Avis 20234518 Séance du 21/09/2023
Madame X a saisi la Commission d'accès aux documents administratifs, par courrier enregistré à son secrétariat le 13 juillet 2023, à la suite du refus opposé par le président de X à sa demande de copie, par courrier électronique et sans frais, des documents suivants relatifs au partenariat de X avec l’université Paris‐Est Créteil (UPEC), portant sur le programme Cap‐Réussite :
1) tout accord, convention ou échange de lettres, y compris les documents d’ordre budgétaire ou financier, entre la société X (ou, spécifiquement, la société X) et l'UPEC (ou, spécifiquement, l’unité de formation et de recherche (UFR) de droit de l’UPEC) concernant l’organisation du programme Cap‐Réussite tel qu’il est décrit à l’adresse suivante : https://www.cap‐reussite.org/ ;
2) tout accord, convention ou échange de lettres, y compris les documents d’ordre budgétaire ou financier, entre la société X (ou, spécifiquement, la société X) et l’UPEC (ou, spécifiquement, l’UFR de droit de l’UPEC) concernant la poursuite du programme Cap‐Réussite à la rentrée universitaire 2023‐2024 ou tout autre programme issu d’une collaboration entre ces mêmes acteurs ;
3) l’ensemble des échanges entre le directeur de l’UFR de droit, Monsieur X, et le vice‐président exécutif de la société X, Monsieur X, à propos des collaborations présentes et à venir entre l’UFR de droit, l’UPEC et X (ou, spécifiquement, la société X) ;
4) l’ensemble des échanges entre le vice‐président de l’UPEC, Monsieur X, et le vice‐président de X, Monsieur X, à propos des
collaborations présentes et à venir entre la société X (ou, spécifiquement, la société X) et l’UPEC (ou, spécifiquement, l’UFR de droit de l’UPEC) ;
5) l’ensemble des échanges entre Monsieur X, maître de conférences à l’UPEC et chargé du suivi, pour l’UFR de droit, des relations avec X, et le vice‐président de X, Monsieur X, à propos des collaborations présentes et à venir entre la société X (ou, spécifiquement, la société X) et l’université Paris‐Est Créteil (ou, spécifiquement, l’UFR de droit de l’UPEC).
En l’absence de réponse du président de X à la date de sa séance, la commission rappelle, d’une part, qu'aux termes de l’article L300-2 du code des relations entre le public et l’administration: « Sont considérés comme documents administratifs, (…), quels que soient leur date, leur lieu de conservation, leur forme et leur support, les documents produits ou reçus, dans le cadre de leur mission de service public, par l’État, les collectivités territoriales ainsi que par les autres personnes de droit public ou les personnes de droit privé chargées d’une telle mission ». Selon l’article L311-1 du même code: « Sous réserve des dispositions des articles L311-5 et L311-6, les autorités mentionnées à l'article L300-2 sont tenues de communiquer les documents administratifs qu'elles détiennent aux personnes qui en font la demande (...) ».
La commission indique, d’autre part, que le Conseil d'État, dans sa décision CE, Sect., 22 février 2007, Association du personnel relevant des établissements pour inadaptés, a jugé qu'indépendamment des cas dans lesquels le législateur a lui-même entendu reconnaître ou, à l'inverse, exclure l'existence d'un service public, une personne privée qui assure une mission d'intérêt général sous le contrôle de l'administration et qui est dotée à cette fin de prérogatives de puissance publique est chargée de l'exécution d'un service public.
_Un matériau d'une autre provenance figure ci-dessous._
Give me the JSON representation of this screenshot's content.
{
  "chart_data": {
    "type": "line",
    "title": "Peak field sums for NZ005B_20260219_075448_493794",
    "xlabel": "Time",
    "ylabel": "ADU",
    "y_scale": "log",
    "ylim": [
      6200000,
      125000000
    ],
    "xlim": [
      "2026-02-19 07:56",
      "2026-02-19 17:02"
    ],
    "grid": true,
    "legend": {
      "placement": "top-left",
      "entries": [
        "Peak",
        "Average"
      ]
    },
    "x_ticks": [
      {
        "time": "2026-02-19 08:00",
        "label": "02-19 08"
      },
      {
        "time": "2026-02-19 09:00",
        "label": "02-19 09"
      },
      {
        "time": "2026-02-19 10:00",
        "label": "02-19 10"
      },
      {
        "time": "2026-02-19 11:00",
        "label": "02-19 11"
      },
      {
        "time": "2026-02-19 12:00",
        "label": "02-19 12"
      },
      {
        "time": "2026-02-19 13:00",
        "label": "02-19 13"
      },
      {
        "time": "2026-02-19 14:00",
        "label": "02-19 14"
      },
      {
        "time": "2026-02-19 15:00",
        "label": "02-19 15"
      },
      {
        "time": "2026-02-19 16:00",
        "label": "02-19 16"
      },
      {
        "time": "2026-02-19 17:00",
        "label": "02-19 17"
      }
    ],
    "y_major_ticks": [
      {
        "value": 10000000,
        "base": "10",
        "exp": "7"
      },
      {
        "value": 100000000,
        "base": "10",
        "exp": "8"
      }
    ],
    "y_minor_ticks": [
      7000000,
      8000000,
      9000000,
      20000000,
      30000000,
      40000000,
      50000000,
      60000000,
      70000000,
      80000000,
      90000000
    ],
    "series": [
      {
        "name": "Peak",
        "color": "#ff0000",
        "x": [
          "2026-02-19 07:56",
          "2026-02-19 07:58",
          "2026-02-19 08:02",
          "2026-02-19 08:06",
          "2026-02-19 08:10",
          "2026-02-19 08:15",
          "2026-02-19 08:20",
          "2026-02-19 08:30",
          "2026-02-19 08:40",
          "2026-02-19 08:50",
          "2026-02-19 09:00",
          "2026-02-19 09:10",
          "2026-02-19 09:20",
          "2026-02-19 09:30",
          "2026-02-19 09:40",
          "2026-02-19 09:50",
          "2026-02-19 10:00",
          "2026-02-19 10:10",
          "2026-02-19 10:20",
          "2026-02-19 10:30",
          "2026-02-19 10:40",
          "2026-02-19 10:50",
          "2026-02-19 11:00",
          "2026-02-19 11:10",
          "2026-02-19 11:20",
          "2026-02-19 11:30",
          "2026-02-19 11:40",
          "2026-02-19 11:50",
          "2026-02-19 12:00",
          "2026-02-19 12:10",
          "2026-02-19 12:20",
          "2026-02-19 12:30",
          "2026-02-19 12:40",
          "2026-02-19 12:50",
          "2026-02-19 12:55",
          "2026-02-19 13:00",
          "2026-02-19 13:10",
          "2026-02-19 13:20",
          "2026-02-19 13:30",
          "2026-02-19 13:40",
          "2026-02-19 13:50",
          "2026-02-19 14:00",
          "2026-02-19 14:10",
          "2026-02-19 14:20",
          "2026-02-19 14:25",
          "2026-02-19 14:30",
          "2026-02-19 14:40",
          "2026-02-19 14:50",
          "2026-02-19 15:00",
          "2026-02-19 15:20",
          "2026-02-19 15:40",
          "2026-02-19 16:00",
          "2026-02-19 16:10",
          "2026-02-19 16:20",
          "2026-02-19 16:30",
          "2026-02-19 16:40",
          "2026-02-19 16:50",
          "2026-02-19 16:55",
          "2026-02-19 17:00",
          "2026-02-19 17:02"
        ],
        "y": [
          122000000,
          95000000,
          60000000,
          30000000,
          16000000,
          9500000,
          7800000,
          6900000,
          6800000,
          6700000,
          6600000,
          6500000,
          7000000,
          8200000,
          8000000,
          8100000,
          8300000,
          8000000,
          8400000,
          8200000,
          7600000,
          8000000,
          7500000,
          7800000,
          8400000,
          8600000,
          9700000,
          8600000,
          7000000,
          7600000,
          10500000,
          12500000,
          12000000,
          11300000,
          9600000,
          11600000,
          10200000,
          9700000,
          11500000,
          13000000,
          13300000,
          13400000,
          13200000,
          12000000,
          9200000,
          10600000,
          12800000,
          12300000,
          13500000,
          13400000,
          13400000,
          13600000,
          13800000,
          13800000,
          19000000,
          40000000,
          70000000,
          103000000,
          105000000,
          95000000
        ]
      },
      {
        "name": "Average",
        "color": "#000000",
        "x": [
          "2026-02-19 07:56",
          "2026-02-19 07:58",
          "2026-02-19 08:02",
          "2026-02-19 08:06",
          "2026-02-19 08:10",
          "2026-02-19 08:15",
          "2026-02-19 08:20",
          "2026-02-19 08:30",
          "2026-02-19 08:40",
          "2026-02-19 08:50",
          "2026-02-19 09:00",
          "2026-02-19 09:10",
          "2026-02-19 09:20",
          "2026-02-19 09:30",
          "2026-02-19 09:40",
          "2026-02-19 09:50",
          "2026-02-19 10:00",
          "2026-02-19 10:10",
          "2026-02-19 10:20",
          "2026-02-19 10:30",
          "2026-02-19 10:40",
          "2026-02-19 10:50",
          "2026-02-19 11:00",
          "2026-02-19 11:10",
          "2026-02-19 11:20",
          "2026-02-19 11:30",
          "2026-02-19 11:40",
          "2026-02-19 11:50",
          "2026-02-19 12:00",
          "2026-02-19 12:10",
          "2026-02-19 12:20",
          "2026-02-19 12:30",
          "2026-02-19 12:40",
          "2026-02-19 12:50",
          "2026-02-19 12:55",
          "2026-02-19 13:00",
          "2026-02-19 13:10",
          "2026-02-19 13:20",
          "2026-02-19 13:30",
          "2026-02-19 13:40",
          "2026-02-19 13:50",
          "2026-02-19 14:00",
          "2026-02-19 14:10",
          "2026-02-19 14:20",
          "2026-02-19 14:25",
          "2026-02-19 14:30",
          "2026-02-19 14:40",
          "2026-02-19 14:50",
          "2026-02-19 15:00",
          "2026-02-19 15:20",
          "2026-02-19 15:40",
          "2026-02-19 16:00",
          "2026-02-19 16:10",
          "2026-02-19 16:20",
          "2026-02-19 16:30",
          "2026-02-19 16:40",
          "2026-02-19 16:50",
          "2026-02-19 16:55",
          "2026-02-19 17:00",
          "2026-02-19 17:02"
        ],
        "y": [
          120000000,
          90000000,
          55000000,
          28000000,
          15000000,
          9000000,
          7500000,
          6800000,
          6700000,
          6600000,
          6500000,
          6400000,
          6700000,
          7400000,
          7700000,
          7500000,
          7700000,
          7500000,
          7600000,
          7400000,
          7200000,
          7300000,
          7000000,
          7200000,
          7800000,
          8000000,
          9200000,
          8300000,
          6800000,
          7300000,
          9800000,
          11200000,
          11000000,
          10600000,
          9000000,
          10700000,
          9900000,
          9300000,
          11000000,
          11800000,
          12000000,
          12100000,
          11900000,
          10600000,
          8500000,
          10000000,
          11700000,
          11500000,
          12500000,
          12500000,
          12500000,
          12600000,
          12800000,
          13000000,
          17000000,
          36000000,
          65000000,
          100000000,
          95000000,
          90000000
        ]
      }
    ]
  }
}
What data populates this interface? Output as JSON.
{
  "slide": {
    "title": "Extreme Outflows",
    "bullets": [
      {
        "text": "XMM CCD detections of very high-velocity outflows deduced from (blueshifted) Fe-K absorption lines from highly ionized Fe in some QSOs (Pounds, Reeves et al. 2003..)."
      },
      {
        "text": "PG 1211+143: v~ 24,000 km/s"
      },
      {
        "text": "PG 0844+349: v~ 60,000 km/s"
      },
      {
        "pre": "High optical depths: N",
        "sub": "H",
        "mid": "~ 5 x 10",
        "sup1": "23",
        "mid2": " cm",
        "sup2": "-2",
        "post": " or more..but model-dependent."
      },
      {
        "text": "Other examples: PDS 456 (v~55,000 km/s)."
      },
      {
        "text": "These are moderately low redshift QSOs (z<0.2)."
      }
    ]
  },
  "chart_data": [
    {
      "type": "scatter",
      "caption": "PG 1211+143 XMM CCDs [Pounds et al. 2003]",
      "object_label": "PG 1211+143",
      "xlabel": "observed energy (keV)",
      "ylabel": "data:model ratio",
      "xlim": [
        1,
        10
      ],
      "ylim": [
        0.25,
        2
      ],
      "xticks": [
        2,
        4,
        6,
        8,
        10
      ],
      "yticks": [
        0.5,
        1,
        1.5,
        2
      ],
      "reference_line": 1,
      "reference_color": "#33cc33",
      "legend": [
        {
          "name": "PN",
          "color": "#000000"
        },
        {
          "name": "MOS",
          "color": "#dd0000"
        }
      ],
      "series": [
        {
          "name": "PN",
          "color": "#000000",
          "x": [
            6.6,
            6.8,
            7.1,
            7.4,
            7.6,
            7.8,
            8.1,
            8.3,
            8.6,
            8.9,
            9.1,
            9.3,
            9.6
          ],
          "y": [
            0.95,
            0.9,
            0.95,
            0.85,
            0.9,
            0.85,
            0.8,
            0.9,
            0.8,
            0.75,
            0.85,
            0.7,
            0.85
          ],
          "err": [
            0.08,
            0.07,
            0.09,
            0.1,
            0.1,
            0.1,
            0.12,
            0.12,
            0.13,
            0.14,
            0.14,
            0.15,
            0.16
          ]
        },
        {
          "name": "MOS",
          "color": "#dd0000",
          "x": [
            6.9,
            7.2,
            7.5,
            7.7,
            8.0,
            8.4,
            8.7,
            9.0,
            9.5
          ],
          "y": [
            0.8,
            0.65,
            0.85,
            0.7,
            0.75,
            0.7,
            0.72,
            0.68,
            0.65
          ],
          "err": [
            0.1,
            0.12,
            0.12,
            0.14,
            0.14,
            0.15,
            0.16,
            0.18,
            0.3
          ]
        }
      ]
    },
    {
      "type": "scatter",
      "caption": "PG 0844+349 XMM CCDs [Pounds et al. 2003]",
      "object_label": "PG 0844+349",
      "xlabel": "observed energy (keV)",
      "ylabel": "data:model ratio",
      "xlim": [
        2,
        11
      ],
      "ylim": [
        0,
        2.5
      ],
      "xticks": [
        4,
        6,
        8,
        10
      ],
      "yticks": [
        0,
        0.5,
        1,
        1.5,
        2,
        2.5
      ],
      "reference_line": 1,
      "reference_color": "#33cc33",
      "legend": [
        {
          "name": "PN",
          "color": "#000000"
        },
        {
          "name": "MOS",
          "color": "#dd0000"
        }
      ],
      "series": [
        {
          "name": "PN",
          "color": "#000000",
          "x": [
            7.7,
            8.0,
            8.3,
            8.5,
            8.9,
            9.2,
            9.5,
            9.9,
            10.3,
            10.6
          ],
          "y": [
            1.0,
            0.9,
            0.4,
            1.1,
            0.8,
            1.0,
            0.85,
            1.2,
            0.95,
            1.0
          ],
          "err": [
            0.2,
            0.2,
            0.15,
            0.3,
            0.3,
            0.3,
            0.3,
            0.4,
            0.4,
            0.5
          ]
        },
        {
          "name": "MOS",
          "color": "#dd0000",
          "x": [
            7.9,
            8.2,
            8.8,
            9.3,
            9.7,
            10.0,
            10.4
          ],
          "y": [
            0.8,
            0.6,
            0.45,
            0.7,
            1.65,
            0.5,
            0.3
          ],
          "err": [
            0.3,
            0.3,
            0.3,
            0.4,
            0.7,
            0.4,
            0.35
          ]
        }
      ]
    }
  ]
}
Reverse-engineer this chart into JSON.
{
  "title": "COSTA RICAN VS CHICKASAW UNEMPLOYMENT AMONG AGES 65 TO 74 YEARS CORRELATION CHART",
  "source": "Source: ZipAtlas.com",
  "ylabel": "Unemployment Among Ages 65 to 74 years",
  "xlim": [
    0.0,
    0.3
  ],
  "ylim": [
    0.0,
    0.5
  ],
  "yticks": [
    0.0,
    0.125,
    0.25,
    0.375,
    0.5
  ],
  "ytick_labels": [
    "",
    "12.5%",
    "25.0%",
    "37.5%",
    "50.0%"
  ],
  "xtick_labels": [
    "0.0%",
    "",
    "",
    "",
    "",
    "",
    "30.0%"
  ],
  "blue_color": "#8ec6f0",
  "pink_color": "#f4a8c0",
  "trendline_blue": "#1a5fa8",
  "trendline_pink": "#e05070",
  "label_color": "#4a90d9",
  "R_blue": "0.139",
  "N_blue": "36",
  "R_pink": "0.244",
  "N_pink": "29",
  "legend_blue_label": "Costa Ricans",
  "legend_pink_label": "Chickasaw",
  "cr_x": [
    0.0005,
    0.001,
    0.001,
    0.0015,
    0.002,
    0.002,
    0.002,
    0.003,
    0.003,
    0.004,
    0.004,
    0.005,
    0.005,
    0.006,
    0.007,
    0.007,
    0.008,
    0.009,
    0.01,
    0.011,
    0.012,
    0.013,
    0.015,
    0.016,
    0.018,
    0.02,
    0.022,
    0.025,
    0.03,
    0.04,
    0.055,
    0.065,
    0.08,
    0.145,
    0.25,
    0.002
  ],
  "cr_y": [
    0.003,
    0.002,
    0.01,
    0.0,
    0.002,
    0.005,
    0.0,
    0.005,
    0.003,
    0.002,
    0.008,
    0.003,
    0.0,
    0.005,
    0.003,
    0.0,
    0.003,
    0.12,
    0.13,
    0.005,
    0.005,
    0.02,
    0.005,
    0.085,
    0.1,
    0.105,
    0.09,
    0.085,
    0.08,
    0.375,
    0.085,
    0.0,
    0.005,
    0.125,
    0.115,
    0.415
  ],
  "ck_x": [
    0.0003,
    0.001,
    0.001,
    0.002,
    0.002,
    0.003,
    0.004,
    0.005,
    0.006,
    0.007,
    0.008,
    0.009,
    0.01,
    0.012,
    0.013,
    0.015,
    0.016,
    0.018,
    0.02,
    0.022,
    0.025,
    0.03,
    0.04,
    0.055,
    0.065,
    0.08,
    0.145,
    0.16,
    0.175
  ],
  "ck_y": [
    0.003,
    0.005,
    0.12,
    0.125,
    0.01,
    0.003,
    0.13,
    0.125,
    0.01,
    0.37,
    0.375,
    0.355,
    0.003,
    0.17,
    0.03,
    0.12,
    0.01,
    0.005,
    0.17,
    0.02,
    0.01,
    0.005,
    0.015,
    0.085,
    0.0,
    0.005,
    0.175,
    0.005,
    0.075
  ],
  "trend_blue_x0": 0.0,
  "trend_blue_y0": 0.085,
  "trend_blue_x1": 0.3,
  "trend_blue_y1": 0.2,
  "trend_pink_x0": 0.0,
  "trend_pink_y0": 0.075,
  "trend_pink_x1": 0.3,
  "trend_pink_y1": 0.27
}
Toutefois, même en l'absence de telles prérogatives, une personne privée doit également être regardée, dans le silence de la loi, comme assurant une mission de service public lorsque, eu égard à l'intérêt général de son activité, aux conditions de sa création, de son organisation ou de son fonctionnement, aux obligations qui lui sont imposées ainsi qu'aux mesures prises pour vérifier que les objectifs qui lui sont assignés sont atteints, il apparaît que l'administration a entendu lui confier une telle mission.
En l’espèce, il ne ressort pas des éléments portés à la connaissance de la commission que la société X, puisse être regardée comme étant chargée d'une mission de service public. En particulier, la seule circonstance qu’un partenariat aurait été conclu entre l’université Paris-Est Créteil et cette société n'entraîne pas, par elle-même, cette qualification.
En l’état des informations dont elle dispose, la commission ne peut dès lors que se déclarer incompétente pour connaître de la présente demande.